Kısa URL: https://ml.md/lc71053
Gönderme Tarihi: 23.Arl.2011
2,735 defa indirildi / yazdırıldı
Çocukluğumda Urla'dan getirip Mordoğan'da ki bahçemize diktiğim bir zeytin fidanının ilerleyen zaman içinde zeytin ve zeytinyağına olan ilgimin çıkış noktası olacağını bilmiyordum. Zeytin fidanı büyüyüp serpilirken benim de zeytin kültürüne olan merakım arttı. Bu konu ne zaman karşıma çıksa, bana ağacımı hatırlatır.
Şimdi düşünüyorum; ilk zeytin ağacını 6 yaşında görmüştüm. Sahibinden izin alarak daldan bir zeytin kopardım ve ağzıma attım. Bu sırada bana izin veren komşunun müstehzi gülümsemesinin sebebini damağımı kaplayan acılık yayılınca anlam verebildim. Zeytin işlem görmeden yenilmezmiş. İlk zeytin tecrübemi bu şekilde yaşadıktan bir kaç yıl sonra da sözünü ettiğim fidanla zeytinle olan dostluğumu ilerletmeye başladım. Zeytin ve zeytinyağının başlı başına bir kültür olduğunu konuyu merakla araştırdıkça fark ettim. Mevzu o kadar derin ki biliyorum desem de her geçen gün yeni şeyler öğreniyorum.
Bilgilerimin yenisine 21. Aralık'ta düzenlenen, Zeytin ve Zeytinyağıyla Bir İstanbul Günü paneli büyük ölçüde katkıda bulundu. Toplantı zeytin ağacından başlayarak geleneksel ve modern zeytinyağı üretimi ve tatma işlemine kadar bildiğimi zannettiğim her şeyi bir kez daha düşünmeye davet etti. Zeytinyağıyla hazırlanmış alışık olduğumuz ve de ilk kez tattığımız yemekleri denedik. Orijinal sunumlu zeytinyağlılar görsel anlamda da göz doyuruyordu.

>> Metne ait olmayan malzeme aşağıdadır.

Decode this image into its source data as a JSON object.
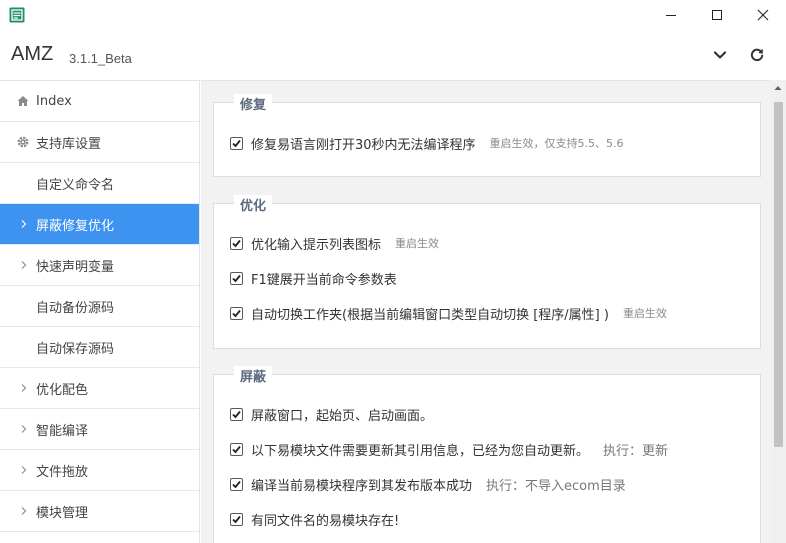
{
  "window": {
    "app_name": "AMZ",
    "version": "3.1.1_Beta"
  },
  "colors": {
    "accent": "#3e93f1",
    "section_title": "#5c6b7d",
    "content_bg": "#f2f2f2"
  },
  "sidebar": {
    "items": [
      {
        "label": "Index",
        "icon": "home-icon"
      },
      {
        "label": "支持库设置",
        "icon": "gear-icon"
      },
      {
        "label": "自定义命令名",
        "icon": ""
      },
      {
        "label": "屏蔽修复优化",
        "icon": "chevron-right-icon",
        "active": true
      },
      {
        "label": "快速声明变量",
        "icon": "chevron-right-icon"
      },
      {
        "label": "自动备份源码",
        "icon": ""
      },
      {
        "label": "自动保存源码",
        "icon": ""
      },
      {
        "label": "优化配色",
        "icon": "chevron-right-icon"
      },
      {
        "label": "智能编译",
        "icon": "chevron-right-icon"
      },
      {
        "label": "文件拖放",
        "icon": "chevron-right-icon"
      },
      {
        "label": "模块管理",
        "icon": "chevron-right-icon"
      }
    ]
  },
  "sections": {
    "fix": {
      "title": "修复",
      "options": [
        {
          "label": "修复易语言刚打开30秒内无法编译程序",
          "note": "重启生效，仅支持5.5、5.6",
          "checked": true
        }
      ]
    },
    "optimize": {
      "title": "优化",
      "options": [
        {
          "label": "优化输入提示列表图标",
          "note": "重启生效",
          "checked": true
        },
        {
          "label": "F1键展开当前命令参数表",
          "note": "",
          "checked": true
        },
        {
          "label": "自动切换工作夹(根据当前编辑窗口类型自动切换 [程序/属性] )",
          "note": "重启生效",
          "checked": true
        }
      ]
    },
    "block": {
      "title": "屏蔽",
      "options": [
        {
          "label": "屏蔽窗口，起始页、启动画面。",
          "note": "",
          "checked": true
        },
        {
          "label": "以下易模块文件需要更新其引用信息，已经为您自动更新。",
          "note": "执行：更新",
          "checked": true
        },
        {
          "label": "编译当前易模块程序到其发布版本成功",
          "note": "执行：不导入ecom目录",
          "checked": true
        },
        {
          "label": "有同文件名的易模块存在!",
          "note": "",
          "checked": true
        }
      ]
    }
  }
}
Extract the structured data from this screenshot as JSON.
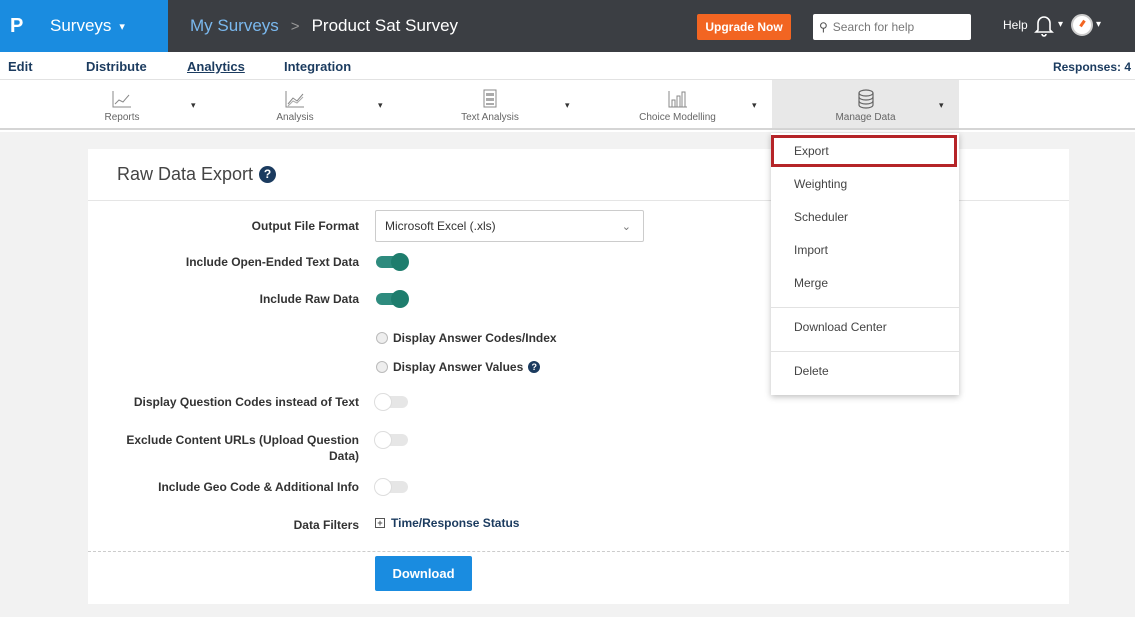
{
  "brand": {
    "logo": "P",
    "product": "Surveys",
    "caret": "▾"
  },
  "breadcrumb": {
    "parent": "My Surveys",
    "separator": ">",
    "current": "Product Sat Survey"
  },
  "header": {
    "upgrade_label": "Upgrade Now",
    "search_placeholder": "Search for help",
    "help_label": "Help",
    "caret": "▾"
  },
  "tabs": {
    "items": [
      {
        "label": "Edit"
      },
      {
        "label": "Distribute"
      },
      {
        "label": "Analytics",
        "active": true
      },
      {
        "label": "Integration"
      }
    ],
    "responses": "Responses: 4"
  },
  "toolbar": {
    "caret": "▾",
    "items": [
      {
        "label": "Reports",
        "icon": "line-chart-icon"
      },
      {
        "label": "Analysis",
        "icon": "area-chart-icon"
      },
      {
        "label": "Text Analysis",
        "icon": "text-grid-icon"
      },
      {
        "label": "Choice Modelling",
        "icon": "bar-chart-icon"
      },
      {
        "label": "Manage Data",
        "icon": "database-icon",
        "active": true
      }
    ]
  },
  "card": {
    "title": "Raw Data Export",
    "help_glyph": "?",
    "output_format_label": "Output File Format",
    "output_format_value": "Microsoft Excel (.xls)",
    "chevron": "⌄",
    "open_ended_label": "Include Open-Ended Text Data",
    "open_ended_on": true,
    "raw_data_label": "Include Raw Data",
    "raw_data_on": true,
    "radio_codes_label": "Display Answer Codes/Index",
    "radio_values_label": "Display Answer Values",
    "question_codes_label": "Display Question Codes instead of Text",
    "question_codes_on": false,
    "exclude_urls_label_1": "Exclude Content URLs (Upload Question",
    "exclude_urls_label_2": "Data)",
    "exclude_urls_on": false,
    "geo_label": "Include Geo Code & Additional Info",
    "geo_on": false,
    "filters_label": "Data Filters",
    "filters_plus": "+",
    "filters_value": "Time/Response Status",
    "download_label": "Download"
  },
  "manage_menu": {
    "items": [
      "Export",
      "Weighting",
      "Scheduler",
      "Import",
      "Merge",
      "Download Center",
      "Delete"
    ],
    "highlighted": "Export"
  },
  "colors": {
    "brand_blue": "#1a8ce0",
    "header_dark": "#3b3e43",
    "upgrade_orange": "#f26522",
    "toggle_on": "#2e8b7e",
    "highlight_red": "#b52428",
    "nav_text": "#1b3b5f"
  }
}
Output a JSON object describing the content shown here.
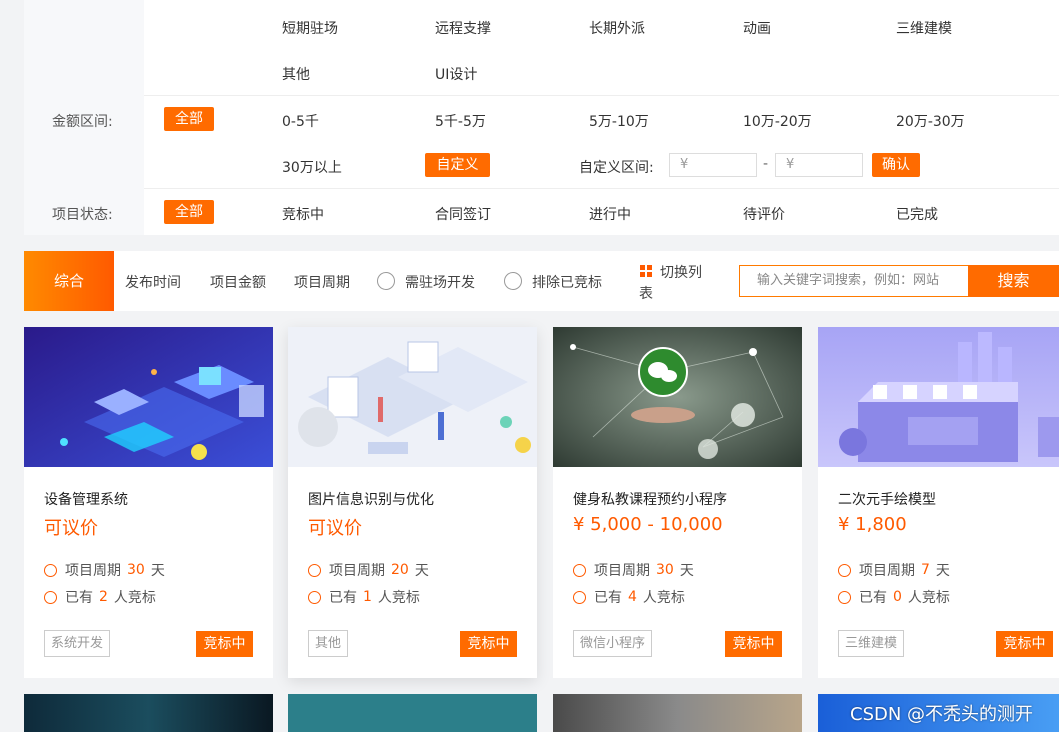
{
  "filters": {
    "type_row1": [
      "短期驻场",
      "远程支撑",
      "长期外派",
      "动画",
      "三维建模"
    ],
    "type_row2": [
      "其他",
      "UI设计"
    ],
    "amount_label": "金额区间:",
    "all_label": "全部",
    "amount_row1": [
      "0-5千",
      "5千-5万",
      "5万-10万",
      "10万-20万",
      "20万-30万"
    ],
    "amount_over": "30万以上",
    "custom_btn": "自定义",
    "custom_range_label": "自定义区间:",
    "min_placeholder": "¥",
    "range_dash": "-",
    "max_placeholder": "¥",
    "confirm_btn": "确认",
    "status_label": "项目状态:",
    "status_options": [
      "竞标中",
      "合同签订",
      "进行中",
      "待评价",
      "已完成"
    ]
  },
  "toolbar": {
    "active_tab": "综合",
    "sort_items": [
      "发布时间",
      "项目金额",
      "项目周期"
    ],
    "radio1": "需驻场开发",
    "radio2": "排除已竞标",
    "switch_line1": "切换列",
    "switch_line2": "表",
    "search_placeholder": "输入关键字词搜索，例如：网站",
    "search_btn": "搜索"
  },
  "cards": [
    {
      "title": "设备管理系统",
      "price": "可议价",
      "period_label": "项目周期",
      "period_value": "30",
      "period_unit": "天",
      "bid_prefix": "已有",
      "bid_count": "2",
      "bid_suffix": "人竞标",
      "category": "系统开发",
      "status": "竞标中"
    },
    {
      "title": "图片信息识别与优化",
      "price": "可议价",
      "period_label": "项目周期",
      "period_value": "20",
      "period_unit": "天",
      "bid_prefix": "已有",
      "bid_count": "1",
      "bid_suffix": "人竞标",
      "category": "其他",
      "status": "竞标中"
    },
    {
      "title": "健身私教课程预约小程序",
      "price": "¥ 5,000 - 10,000",
      "period_label": "项目周期",
      "period_value": "30",
      "period_unit": "天",
      "bid_prefix": "已有",
      "bid_count": "4",
      "bid_suffix": "人竞标",
      "category": "微信小程序",
      "status": "竞标中"
    },
    {
      "title": "二次元手绘模型",
      "price": "¥ 1,800",
      "period_label": "项目周期",
      "period_value": "7",
      "period_unit": "天",
      "bid_prefix": "已有",
      "bid_count": "0",
      "bid_suffix": "人竞标",
      "category": "三维建模",
      "status": "竞标中"
    }
  ],
  "watermark": "CSDN @不秃头的测开",
  "colors": {
    "accent": "#ff6b00",
    "price": "#ff5a00"
  }
}
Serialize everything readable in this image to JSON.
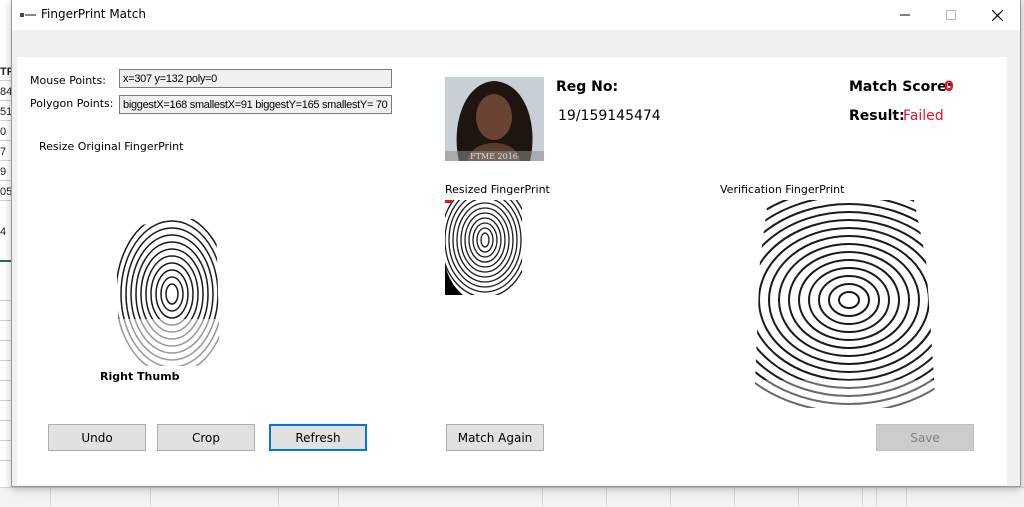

Paneli İzmir'de bulunan Ulusal Zeytin ve Zeytinyağı Konseyi ve yine İzmir'de bulunan Bornova Zeytincilik Araştırma İstasyonu organize etmiş. Kooperatifçilik Genel Müdürlüğü ve Uluslararası Zeytin Konseyi de desteklemiş. Açılış konuşmasını Ulusal Zeytin ve Zeytinyağı Konseyi başkanı Dr. Mustafa Tan ve Gümrük ve Ticaret Bakanlığı Kooperatifçilik genel müdürü İsmail Kalender yaptı. Panelistler Prof. Dr. Osman Müftüoğlu ve Prof. Dr. Artun Ünsal'dı. Müftüoğlu zeytin ve zeytinyağı konusunu sağlık açısından ele aldı. Ünsal ise panele şiirsel ve nostaljik bir yorum kattı. Türkiye'nin ilk zeytinyağı tadım uzmanı Ümmühan Tibet konuklara halis zeytinyağını test ettirerek anlattı. Tibet sayesinde bu konuda doğru bildiğimiz yanlışları öğrendik.
Türkiye'de üretim yapan bölgeler dışında zeytinyağı tüketimi yaygın değildir. Yıllık kişi başı tüketim 1,5 kg civarında olduğunu biliyorduk. Yunanistan ve İspanya rekortmen tüketiciler olarak ilk sıraları alıyor. Ülkemizde zeytinyağı fiyatları yüksek, belki de bu yüzden her yörenin mutfağına giremiyor. Şifa diyebileceğimiz mucize meyve suyundan yararlanmak yaşadığımız şanslı coğrafyada bulunan herkesin hakkı. Zeytinyağıyla sağlık vaat eden pek çok lezzet hazırlamak hiç de zor değil. Tatlıdan tavuğa, sebzeden yemişe kadar pek çok lezzeti zeytinyağıyla birleştirmek mümkün. Son yıllarda yapılan çalışmalar sektöre yeni bir soluk katmış. Eski zeytin ağaçları ıslah edilmiş ve yeni bahçeler için teşvikler verilmiş. Zeytin ve dolayısıyla zeytinyağı üretimi artmış.
Zeytinyağı felsefesiyle, kültürüyle, kutsallığıyla yeri doldurulamayacak dost bir tat. Bu gerçeği farklı bir boyutta bu panel sayesinde bir kez daha idrak ettik. Yılın en uzun gecesi 21. Aralık'ın gündüzünde ölümsüz zeytin ağacının manevi gölgesinde güzel bir gün geçirdik. Emeği geçen herkese teşekkürler.